That’s a less rosy assessment than those offered by the Texas Education Agency or by the Legislative Budget Board, each of which has put the state’s share at about 40 percent.
And it’s a benchmark from the state’s chief financial officer at the beginning of a legislative session in which the governor and legislative leaders have made school finance and property tax relief their top priorities.
Three weeks into the 20-week legislative session, those leaders have not yet introduced legislation spelling out their specific goals — whether their aim is to level the state-local share of education spending; to rework formulas for spending on students who are relatively easier or harder to educate; to lower property taxes and/or limit future increases; to raise teacher pay; to introduce merit pay for educators, schools and school districts; or some combination of those things.
In a special edition of the comptroller’s Fiscal Notes newsletter, the focus is on where the money for public education comes from, and — gently — on where it ought to come from. Hegar made a recommendation for the balance of state and local funding in the report, and it’s not one that proponents of parity will like: “The historical average of 40 percent state funding and 60 percent local funding seems reasonably attainable and may provide a useful starting point for these discussions.”
That would mark a new way of doing things; under the current system, the state can spend less if — because of rising property tax revenue — the local districts are bringing in more money. Hegar’s idea wouldn’t let the state slide below 40 percent of the total, no matter what.
And the report points out that the school funding formulas don’t have automatic adjustments for inflation. “While both state and local per-student funding rose greatly between fiscal 2000 and 2018, for instance, after adjustment for inflation state funding actually fell,” the report said. That’s a subtle way to throw a brick through the window; adding inflation to the state’s responsibilities would take a lot of financial pressure off of local taxpayers — at the state’s expense.
The comptroller’s office is taking issue with the way the Legislative Budget Board and the Texas Education Agency measure state and local taxpayers’ contributions to public education costs. The budget board’s pesky chart doesn’t include all local taxes raised for bond issues in its calculations, leaving out those that aren’t required under state programs for school facilities. The TEA’s numbers include that but also count money “recaptured” from local school districts as state money, not local money.
The comptroller has his own accounting. “We believe an accurate depiction of the revenues that support the [school funding program] requires the inclusion of all local tax collections, regardless of whether or not they affect the state budget,” the report says. “Furthermore, recaptured property taxes are raised from a local tax and accordingly are best characterized as a local contribution.”
All three methods make the state out to be a bandit; the comptroller’s version is harshest, putting the state’s share of public education costs at 36 percent and the local school districts’ share at 64 percent for the 2018 fiscal year. The TEA’s is easiest on the state, putting the ratio at 39.9 percent to 60.1 percent; the budget board’s puts it at 59.9 percent to 40.1 percent.

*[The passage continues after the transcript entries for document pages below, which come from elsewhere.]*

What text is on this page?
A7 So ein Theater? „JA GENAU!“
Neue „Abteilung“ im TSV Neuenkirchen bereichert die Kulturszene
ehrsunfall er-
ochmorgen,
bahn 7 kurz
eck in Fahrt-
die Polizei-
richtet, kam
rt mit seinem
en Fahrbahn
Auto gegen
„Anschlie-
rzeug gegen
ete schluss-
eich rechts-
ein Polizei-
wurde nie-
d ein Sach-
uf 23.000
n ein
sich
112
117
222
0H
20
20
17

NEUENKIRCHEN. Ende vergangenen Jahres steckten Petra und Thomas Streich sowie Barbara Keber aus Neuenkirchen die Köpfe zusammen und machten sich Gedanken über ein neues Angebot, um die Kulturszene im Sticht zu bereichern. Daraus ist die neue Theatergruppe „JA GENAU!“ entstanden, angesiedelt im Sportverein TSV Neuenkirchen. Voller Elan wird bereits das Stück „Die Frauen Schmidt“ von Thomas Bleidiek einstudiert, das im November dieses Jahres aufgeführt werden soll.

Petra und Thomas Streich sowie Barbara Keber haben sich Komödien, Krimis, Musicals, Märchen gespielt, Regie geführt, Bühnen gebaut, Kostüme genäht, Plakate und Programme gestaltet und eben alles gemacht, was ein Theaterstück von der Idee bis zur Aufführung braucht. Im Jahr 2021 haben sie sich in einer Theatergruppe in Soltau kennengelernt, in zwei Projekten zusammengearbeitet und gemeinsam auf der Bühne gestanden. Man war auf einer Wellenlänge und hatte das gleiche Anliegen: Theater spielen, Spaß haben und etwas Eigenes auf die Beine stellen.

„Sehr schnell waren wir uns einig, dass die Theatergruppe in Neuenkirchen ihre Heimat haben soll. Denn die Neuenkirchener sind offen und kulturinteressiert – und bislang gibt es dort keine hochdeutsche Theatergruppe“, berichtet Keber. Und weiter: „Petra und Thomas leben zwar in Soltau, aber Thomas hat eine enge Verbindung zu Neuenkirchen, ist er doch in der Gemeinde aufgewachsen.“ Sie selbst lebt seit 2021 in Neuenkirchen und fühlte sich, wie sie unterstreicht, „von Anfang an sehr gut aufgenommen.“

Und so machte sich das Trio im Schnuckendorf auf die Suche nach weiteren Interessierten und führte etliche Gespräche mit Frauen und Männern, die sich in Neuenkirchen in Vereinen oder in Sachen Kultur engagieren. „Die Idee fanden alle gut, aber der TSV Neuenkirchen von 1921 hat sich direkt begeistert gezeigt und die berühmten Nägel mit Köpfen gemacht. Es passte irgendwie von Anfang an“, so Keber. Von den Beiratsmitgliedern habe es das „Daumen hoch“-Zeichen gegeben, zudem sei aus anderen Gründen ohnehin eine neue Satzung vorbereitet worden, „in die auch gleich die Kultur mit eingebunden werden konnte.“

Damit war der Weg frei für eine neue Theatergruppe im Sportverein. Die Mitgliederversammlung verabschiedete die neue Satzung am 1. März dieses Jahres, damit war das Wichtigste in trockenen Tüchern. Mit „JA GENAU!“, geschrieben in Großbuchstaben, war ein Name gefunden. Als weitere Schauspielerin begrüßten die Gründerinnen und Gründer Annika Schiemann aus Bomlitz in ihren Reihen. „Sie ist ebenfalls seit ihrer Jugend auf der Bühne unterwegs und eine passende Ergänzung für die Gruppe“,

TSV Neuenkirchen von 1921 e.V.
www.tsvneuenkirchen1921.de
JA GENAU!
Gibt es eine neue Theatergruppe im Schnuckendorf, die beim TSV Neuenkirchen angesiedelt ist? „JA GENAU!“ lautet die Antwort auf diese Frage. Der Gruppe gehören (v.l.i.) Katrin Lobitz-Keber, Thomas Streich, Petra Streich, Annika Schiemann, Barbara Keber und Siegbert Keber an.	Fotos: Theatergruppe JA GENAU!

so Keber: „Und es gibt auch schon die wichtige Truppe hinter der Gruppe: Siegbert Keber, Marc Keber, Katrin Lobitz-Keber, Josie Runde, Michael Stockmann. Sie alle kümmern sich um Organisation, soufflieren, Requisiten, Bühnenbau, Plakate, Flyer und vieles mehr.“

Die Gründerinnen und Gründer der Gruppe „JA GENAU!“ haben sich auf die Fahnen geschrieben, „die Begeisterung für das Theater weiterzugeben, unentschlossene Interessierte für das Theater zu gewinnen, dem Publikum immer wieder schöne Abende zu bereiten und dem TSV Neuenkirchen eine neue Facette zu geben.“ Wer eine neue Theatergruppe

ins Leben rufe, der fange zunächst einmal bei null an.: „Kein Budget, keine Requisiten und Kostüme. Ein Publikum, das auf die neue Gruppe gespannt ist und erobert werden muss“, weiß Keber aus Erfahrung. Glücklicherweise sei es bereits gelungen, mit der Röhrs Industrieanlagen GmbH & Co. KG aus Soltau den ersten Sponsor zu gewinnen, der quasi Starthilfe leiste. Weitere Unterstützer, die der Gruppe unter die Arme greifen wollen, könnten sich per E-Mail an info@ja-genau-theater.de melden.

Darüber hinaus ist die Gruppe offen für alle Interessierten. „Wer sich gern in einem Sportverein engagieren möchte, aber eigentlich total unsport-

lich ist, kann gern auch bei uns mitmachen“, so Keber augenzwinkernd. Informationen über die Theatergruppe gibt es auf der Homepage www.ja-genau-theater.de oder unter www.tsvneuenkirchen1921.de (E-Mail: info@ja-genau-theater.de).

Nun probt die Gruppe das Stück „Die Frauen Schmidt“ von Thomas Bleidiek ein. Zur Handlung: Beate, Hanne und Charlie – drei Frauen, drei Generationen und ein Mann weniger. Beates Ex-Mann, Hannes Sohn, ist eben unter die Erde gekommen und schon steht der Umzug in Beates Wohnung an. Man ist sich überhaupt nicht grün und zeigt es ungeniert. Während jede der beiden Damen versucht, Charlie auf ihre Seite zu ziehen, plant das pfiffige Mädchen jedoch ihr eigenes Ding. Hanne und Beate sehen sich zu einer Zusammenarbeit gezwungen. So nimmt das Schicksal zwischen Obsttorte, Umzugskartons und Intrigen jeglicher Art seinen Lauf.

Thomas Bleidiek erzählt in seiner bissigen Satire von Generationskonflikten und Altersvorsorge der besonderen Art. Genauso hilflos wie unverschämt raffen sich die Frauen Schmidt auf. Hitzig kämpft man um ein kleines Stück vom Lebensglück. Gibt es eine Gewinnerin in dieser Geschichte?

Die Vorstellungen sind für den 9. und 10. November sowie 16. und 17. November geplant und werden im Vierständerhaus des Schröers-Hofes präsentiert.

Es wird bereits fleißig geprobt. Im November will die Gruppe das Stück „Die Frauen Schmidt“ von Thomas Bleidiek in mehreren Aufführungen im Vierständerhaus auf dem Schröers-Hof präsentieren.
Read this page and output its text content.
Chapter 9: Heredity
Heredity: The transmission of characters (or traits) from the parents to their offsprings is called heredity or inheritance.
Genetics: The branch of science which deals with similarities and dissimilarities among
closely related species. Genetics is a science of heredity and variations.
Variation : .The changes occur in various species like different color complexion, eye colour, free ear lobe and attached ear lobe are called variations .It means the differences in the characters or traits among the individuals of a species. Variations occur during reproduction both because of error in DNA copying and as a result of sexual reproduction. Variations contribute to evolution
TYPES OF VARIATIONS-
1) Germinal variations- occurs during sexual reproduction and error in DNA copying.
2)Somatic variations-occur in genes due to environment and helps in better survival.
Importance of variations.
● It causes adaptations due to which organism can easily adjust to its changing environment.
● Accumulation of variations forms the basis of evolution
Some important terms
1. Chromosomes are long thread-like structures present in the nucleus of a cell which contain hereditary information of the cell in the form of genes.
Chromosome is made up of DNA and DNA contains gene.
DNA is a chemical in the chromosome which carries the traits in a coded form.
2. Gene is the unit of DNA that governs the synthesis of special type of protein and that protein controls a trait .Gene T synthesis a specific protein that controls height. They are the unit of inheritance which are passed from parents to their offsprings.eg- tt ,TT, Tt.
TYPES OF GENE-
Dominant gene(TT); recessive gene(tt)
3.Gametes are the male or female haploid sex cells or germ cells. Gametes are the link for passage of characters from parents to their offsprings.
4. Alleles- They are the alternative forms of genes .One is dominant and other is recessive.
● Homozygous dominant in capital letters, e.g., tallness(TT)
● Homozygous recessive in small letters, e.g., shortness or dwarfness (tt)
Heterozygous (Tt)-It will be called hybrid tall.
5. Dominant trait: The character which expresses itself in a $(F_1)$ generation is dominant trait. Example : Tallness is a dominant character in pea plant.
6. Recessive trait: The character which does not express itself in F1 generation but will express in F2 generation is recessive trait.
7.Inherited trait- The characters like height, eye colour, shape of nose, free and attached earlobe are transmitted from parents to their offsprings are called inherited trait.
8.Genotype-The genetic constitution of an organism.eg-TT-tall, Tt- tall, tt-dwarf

On average, the comptroller’s report says, the state has covered 40 percent of public education costs and the local school districts have covered 60 percent. The low point of the last 18 years was in 2006, when the state put up 30.5 percent of the money for public education and local districts carried 69.5 percent of the weight. And his numbers challenge the idea that the last school finance reforms balanced the state and local shares. It changed them, but it didn’t balance them, according to Hegar’s numbers: In 2007, the state/local share was 37 percent to 63 percent; a year later, the swing was big, to 46.2 percent to 53.8 percent.
That’s as good as it ever got between 2000 and 2018, according to Hegar, who was a member of the Legislature at the time. “I did not appreciate that the minute we walked out the door, the shift of costs [back to local districts] began immediately,” he said Thursday.
The budget board and TEA calculations have fueled most recent debate about school finance. In the budget board’s charts, the state share rose to 48.5 percent in the 2008 fiscal year; TEA had the state at 49.3 percent. Those agencies have been at odds. The budget board is controlled by the Legislature, the TEA is headed by appointees of the governor; Hegar’s numbers offer up a third-party take on spending.
That sounds like inside baseball, but this is one of those budget situations where small differences mask large dollar amounts. Texas lawmakers appropriated $60.5 billion for public education in the 2018-19 budget, or about 28 percent of the $216.6 billion total. In that budget, the budget board was saying, in essence, that local schools outspent the state by about $12 billion. The TEA put the difference at about $12.2 billion. The comptroller says it was closer to $17 billion.
Small-seeming percentage differences, large dollar amounts.
By those rough back-of-the-envelope numbers, the 40 percent to 60 percent state/local ratio that Hegar suggests would require the state to put up $5 billion more — and that’s before any accounting for inflation, school population increases and fast growth that has some of the state’s districts scrambling to build facilities for new students.
“If the state can come up with a system to keep state share at 40 percent, that’ll help keep local spending and taxes in line,” Hegar said. “I’m really just trying to lay out some of the math.”
It’s just a starting place, but it tells lawmakers and voters where they are — and where to look for the results after the Legislature does whatever it’s going to do with school finance and property taxes.